Adapted from a presentation by Anthony Ozerov for CUMMW 2024. Full notes here.


Overview

  • Before deciding on what methods to use on a problem, decide on what the goal is: description, prediction, or inference?
    • Descriptive statements only concern the data, and nothing outside the data.
    • Predictive statements are about new, unseen observations (ideally similar to what is already observed).
    • Inference involves showing understanding of real-world phenomena outside of the data.
  • Some widely applicable statistical tools include regression, bootstrapping, and Pragmatic Bayesian modeling.

What is statistics for?

Statisticians have three basic tasks:

  • Description – coming up with facts based on the data
  • Prediction – making claims about new or unseen observations
  • Inference – understanding a property of the world, such as a general causal relationship

Progressing from description → prediction → inference means more insights, but also more difficulty and assumptions.

Description

Description reveals what interesting questions can be asked about the dataset and what statistical methods can be used.
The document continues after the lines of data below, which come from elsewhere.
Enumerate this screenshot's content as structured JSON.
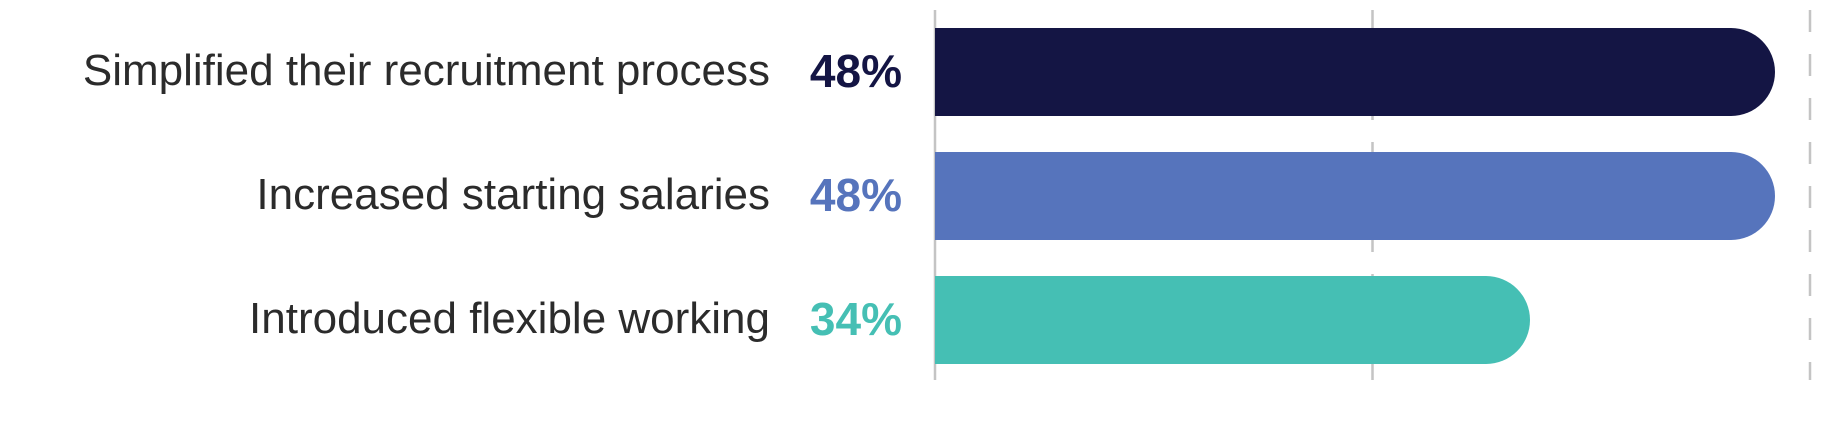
{
  "chart_data": {
    "type": "bar",
    "orientation": "horizontal",
    "categories": [
      "Simplified their recruitment process",
      "Increased starting salaries",
      "Introduced flexible working"
    ],
    "values": [
      48,
      48,
      34
    ],
    "value_labels": [
      "48%",
      "48%",
      "34%"
    ],
    "colors": [
      "#141544",
      "#5674bc",
      "#45bfb4"
    ],
    "xlim": [
      0,
      50
    ],
    "grid": true,
    "title": "",
    "xlabel": "",
    "ylabel": ""
  }
}
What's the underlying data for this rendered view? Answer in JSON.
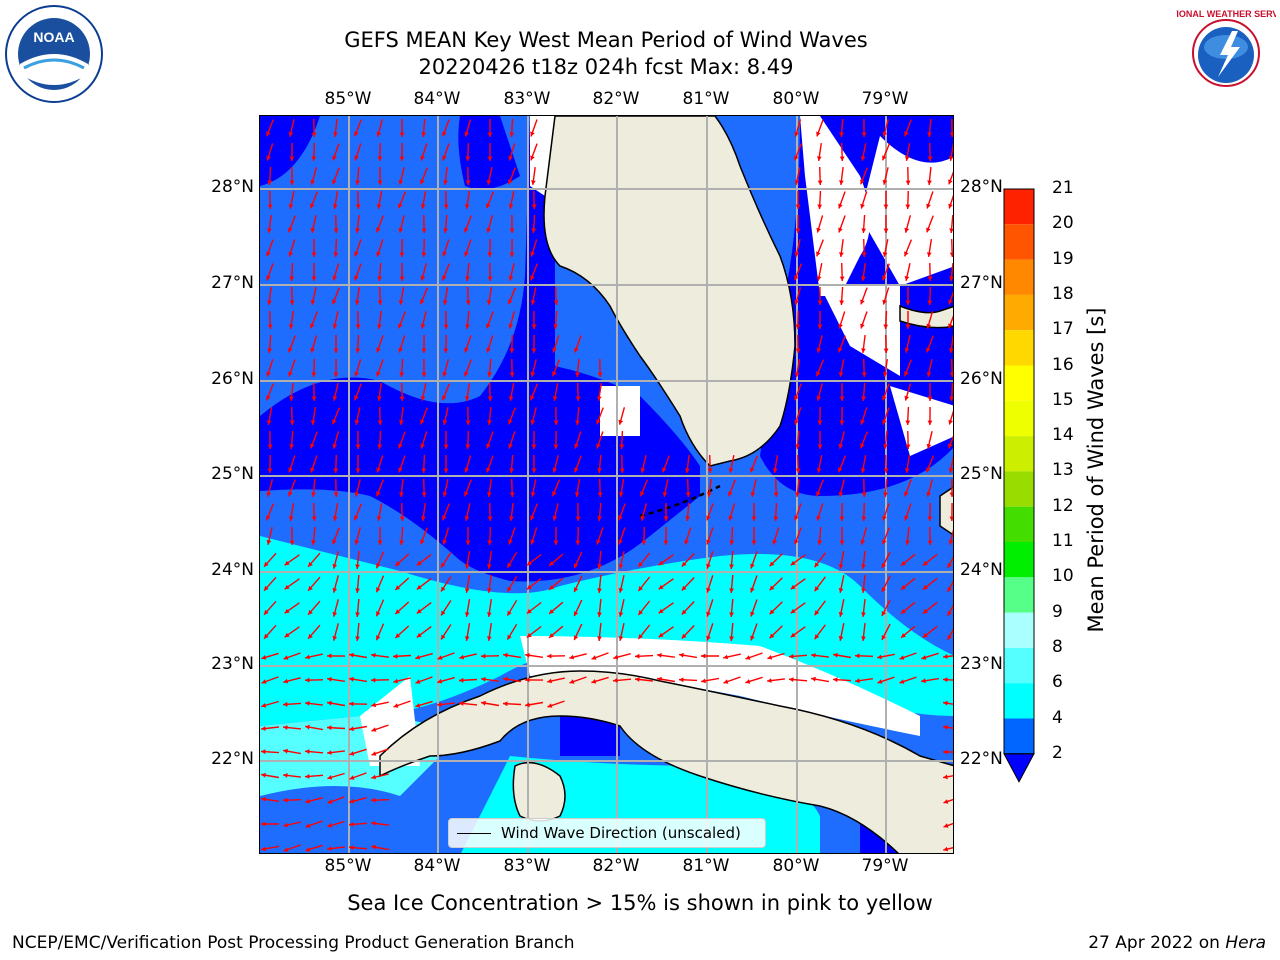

It often involves no assumptions and no math; often, simply inspecting a graph is enough to guide more interesting questions.
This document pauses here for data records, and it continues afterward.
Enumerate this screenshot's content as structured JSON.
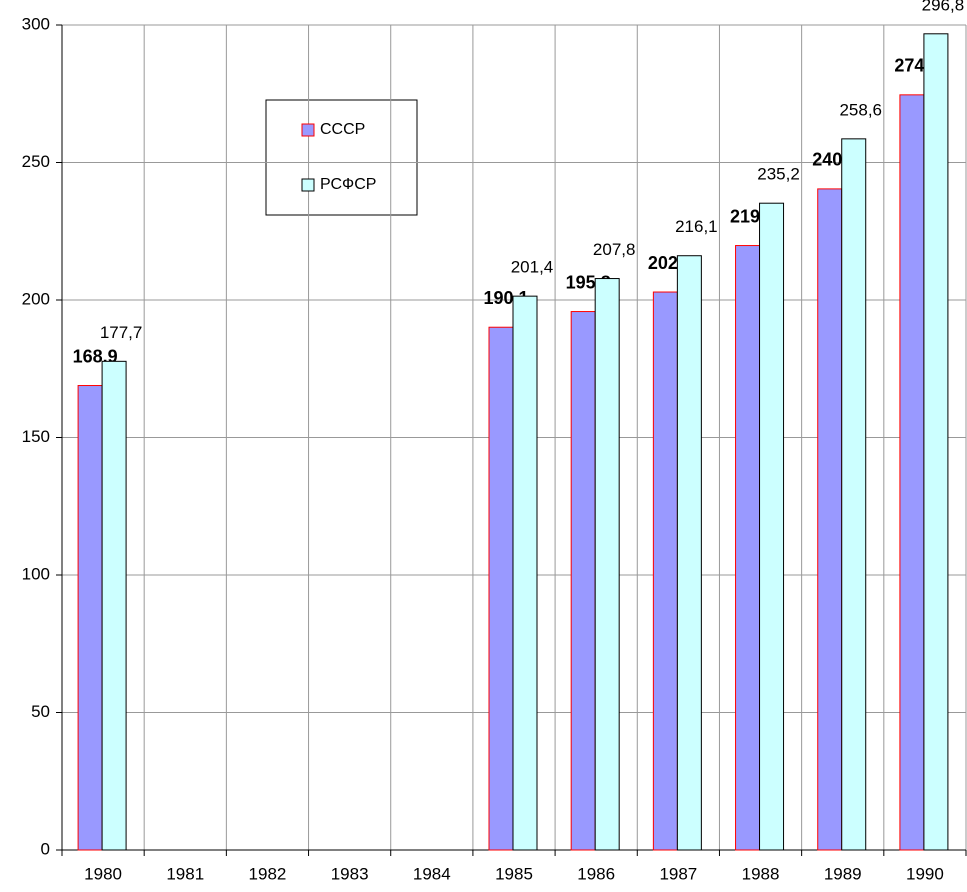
{
  "chart_data": {
    "type": "bar",
    "categories": [
      "1980",
      "1981",
      "1982",
      "1983",
      "1984",
      "1985",
      "1986",
      "1987",
      "1988",
      "1989",
      "1990"
    ],
    "series": [
      {
        "name": "СССР",
        "color": "#9999ff",
        "stroke": "#ff0000",
        "values": [
          168.9,
          null,
          null,
          null,
          null,
          190.1,
          195.8,
          202.9,
          219.8,
          240.4,
          274.6
        ],
        "value_labels": [
          "168,9",
          null,
          null,
          null,
          null,
          "190,1",
          "195,8",
          "202,9",
          "219,8",
          "240,4",
          "274,6"
        ]
      },
      {
        "name": "РСФСР",
        "color": "#ccffff",
        "stroke": "#000000",
        "values": [
          177.7,
          null,
          null,
          null,
          null,
          201.4,
          207.8,
          216.1,
          235.2,
          258.6,
          296.8
        ],
        "value_labels": [
          "177,7",
          null,
          null,
          null,
          null,
          "201,4",
          "207,8",
          "216,1",
          "235,2",
          "258,6",
          "296,8"
        ]
      }
    ],
    "ylim": [
      0,
      300
    ],
    "yticks": [
      0,
      50,
      100,
      150,
      200,
      250,
      300
    ],
    "grid": true
  }
}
Tools of description include any forms of “exploratory data analysis” that visualize or summarize the data—including graphs (e.g., scatter plots, histograms) and summary statistics (e.g., mean, median, standard deviation)—as well as principal components analysis, which projects data into lower dimensions to reveal information about its structure.

Prediction

Prediction is used for problems where “black box” solutions are enough, and understanding is not required. Confidence intervals are needed to show levels of belief in a prediction.
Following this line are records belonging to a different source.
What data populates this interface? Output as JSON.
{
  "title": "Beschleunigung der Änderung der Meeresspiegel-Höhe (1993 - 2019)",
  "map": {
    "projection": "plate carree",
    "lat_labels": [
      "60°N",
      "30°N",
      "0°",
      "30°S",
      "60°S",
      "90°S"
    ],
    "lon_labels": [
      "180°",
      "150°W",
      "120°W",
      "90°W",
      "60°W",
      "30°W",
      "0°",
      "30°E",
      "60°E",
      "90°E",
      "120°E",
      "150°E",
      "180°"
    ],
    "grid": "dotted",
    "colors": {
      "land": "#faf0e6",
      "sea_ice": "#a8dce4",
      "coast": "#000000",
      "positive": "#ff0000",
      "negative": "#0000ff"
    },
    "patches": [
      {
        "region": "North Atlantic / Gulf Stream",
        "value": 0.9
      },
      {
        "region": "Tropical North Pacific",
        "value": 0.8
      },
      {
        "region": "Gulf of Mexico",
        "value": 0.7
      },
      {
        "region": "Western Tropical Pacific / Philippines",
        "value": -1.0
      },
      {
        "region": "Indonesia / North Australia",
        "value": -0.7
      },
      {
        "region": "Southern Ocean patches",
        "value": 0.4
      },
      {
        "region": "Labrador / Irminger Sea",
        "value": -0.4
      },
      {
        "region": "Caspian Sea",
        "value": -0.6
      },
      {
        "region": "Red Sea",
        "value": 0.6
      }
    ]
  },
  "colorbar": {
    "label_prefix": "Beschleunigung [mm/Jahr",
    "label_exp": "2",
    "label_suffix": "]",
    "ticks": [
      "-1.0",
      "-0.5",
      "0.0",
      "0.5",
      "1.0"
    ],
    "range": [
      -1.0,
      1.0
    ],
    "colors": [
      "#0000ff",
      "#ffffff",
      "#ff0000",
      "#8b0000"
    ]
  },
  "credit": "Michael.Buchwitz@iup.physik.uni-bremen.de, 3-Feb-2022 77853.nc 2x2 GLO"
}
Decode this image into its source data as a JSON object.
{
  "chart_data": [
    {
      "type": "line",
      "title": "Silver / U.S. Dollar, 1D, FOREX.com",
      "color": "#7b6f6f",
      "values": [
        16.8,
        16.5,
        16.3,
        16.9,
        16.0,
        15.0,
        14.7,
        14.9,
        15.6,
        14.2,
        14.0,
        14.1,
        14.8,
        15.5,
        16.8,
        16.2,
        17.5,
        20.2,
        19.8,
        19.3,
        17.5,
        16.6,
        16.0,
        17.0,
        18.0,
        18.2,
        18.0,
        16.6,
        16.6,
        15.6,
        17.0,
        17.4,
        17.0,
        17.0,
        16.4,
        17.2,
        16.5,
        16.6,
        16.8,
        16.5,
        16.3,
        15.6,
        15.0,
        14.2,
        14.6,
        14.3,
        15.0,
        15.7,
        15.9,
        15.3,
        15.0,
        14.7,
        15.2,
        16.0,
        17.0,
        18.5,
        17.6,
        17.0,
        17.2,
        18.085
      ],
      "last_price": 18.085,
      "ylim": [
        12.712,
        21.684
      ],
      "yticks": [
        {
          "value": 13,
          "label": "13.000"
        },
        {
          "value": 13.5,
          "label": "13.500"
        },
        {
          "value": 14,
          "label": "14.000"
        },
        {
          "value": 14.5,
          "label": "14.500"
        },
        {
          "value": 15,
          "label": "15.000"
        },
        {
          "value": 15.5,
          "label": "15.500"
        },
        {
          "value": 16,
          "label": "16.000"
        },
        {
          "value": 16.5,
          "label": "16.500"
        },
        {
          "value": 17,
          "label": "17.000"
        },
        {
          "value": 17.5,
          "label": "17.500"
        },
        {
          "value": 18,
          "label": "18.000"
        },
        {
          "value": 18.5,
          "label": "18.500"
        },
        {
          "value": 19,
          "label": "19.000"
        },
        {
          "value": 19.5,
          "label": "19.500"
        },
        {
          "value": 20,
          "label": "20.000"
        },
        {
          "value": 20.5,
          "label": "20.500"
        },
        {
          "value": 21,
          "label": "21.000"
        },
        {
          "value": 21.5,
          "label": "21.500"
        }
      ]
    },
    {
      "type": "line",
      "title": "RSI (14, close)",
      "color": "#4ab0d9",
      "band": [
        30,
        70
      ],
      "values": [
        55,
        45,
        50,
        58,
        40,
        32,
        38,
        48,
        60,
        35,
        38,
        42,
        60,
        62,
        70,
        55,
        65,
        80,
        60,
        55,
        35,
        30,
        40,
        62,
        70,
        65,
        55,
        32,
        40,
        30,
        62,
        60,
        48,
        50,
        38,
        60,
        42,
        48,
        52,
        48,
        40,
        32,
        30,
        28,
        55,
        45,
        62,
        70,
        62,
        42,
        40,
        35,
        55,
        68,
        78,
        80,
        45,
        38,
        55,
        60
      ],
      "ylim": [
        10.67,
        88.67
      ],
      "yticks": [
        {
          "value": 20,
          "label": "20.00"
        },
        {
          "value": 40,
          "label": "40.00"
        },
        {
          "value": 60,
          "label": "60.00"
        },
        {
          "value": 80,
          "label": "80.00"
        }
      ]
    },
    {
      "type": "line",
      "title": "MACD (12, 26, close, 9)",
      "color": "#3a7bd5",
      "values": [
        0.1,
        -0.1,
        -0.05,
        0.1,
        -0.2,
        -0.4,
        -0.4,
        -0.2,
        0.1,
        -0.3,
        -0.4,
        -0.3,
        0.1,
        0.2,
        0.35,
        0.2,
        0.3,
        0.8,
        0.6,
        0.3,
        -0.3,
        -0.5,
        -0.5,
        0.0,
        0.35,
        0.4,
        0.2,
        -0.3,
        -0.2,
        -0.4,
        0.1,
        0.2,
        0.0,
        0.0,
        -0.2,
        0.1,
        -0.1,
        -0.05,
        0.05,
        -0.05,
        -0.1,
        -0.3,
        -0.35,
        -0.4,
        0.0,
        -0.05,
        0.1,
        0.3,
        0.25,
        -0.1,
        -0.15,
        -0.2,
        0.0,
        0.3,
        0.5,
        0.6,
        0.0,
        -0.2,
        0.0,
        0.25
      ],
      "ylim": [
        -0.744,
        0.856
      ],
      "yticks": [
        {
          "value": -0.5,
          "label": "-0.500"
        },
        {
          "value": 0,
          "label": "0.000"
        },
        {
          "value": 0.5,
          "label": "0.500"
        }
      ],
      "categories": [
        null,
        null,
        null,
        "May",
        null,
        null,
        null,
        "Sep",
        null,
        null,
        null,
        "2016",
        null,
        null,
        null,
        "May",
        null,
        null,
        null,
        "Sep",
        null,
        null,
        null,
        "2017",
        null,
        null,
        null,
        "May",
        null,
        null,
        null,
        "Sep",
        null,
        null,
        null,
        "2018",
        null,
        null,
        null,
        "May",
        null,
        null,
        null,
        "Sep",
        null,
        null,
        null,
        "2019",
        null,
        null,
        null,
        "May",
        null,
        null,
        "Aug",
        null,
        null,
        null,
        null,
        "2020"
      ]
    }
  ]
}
Tools of prediction include statistical and machine learning models, from regression to neural networks. Note that predictions can be made without statistics as well, such as with physics models.

Inference

Inference makes a claim about the world outside of the data given certain assumptions. The validity of an inferential statement can be assessed with testable predictions.

Sensitivity and stability analyses—varying parts of the model, including estimated parameters and the input variables themselves—show how sensitive the model is to small changes. Sensitivity analyses are also an opportunity to test the model’s robustness to assumptions.

Any trustworthy inference must quantify uncertainty using probabilities (see: Frequentist vs. Bayesian inference).